この特別なホモロゲーションスペシャルの心臓部にあたるのは、自然吸気の3.8L水平対向6気筒、M64/20型エンジンだ。最高出力は296ps、最大トルクは355Nmを発揮し、バリオカムと呼ばれる可変吸気システムと新設計の鍛造ピストンが与えられていた。さらに、デュアル・オイルクーラー、軽量化されたロッカーアームなどホモロゲーションモデルにふさわしい強化策が施されている。

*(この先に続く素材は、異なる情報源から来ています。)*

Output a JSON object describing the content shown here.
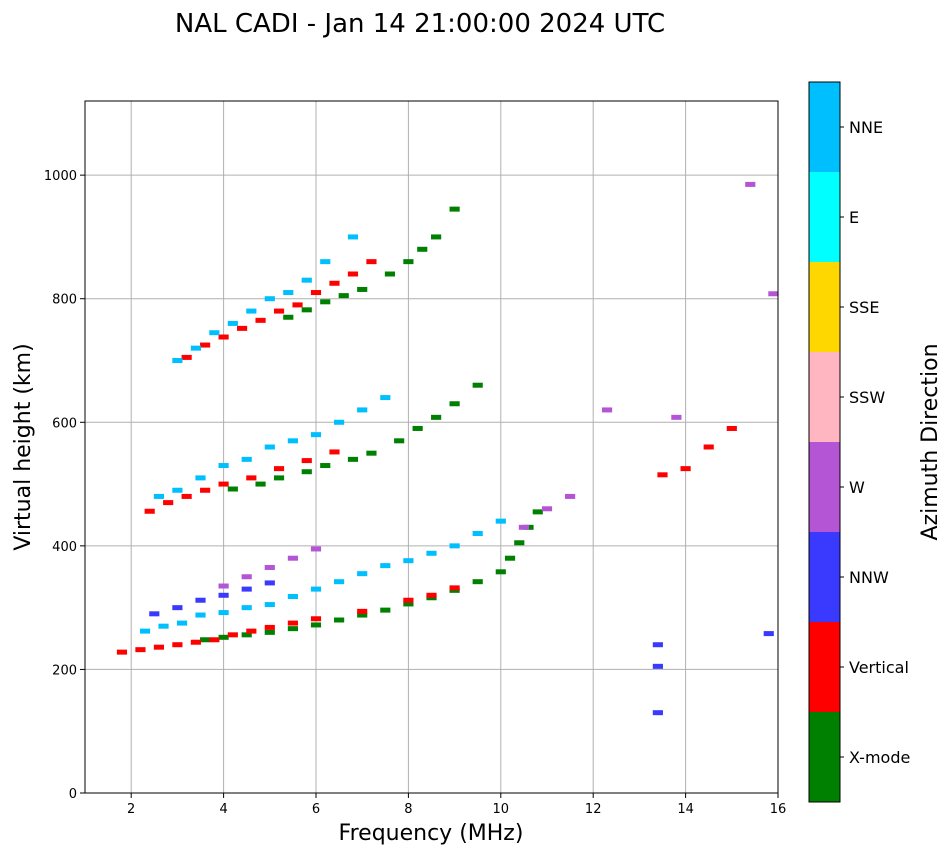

組み合わせられる6速MTは、最高速よりも加速性能を重視したセッティング。さらにポルシェはリミテッドスリップデファレンシャルや993型ターボ譲りのアンチロックブレーキ、スピードラインによるマグネシウム製の18インチ径ホイールを特別に装着した。
希少性と履歴が評価された
このワンオフの911カレラRSクラブスポーツ仕様は、1995年6月27日にポルシェセンター デュッセルドルフに納車され、魅力的なオプションが装着された。そして2007年までデュッセルドルフの会社にそのまま登録されたのち、イギリス、オランダ、フランスの重要なコレクションを経てアメリカのオーナーに渡る。
911カレラRS、そのクラブスポーツ仕様は希少であるため、オークションシーンにもそれが出まわる機会は少ない。しかも今回のような素晴らしいコンディションと、履歴がはっきりしているモデルはさらに稀だ。それが高く評価されたのだろう。入札価格は予想落札価格に迫る83万ドル(邦貨換算約1億2370万円)に達した。ポルシェ伝統の911シリーズは、これからもその価値を高めていきそうだ。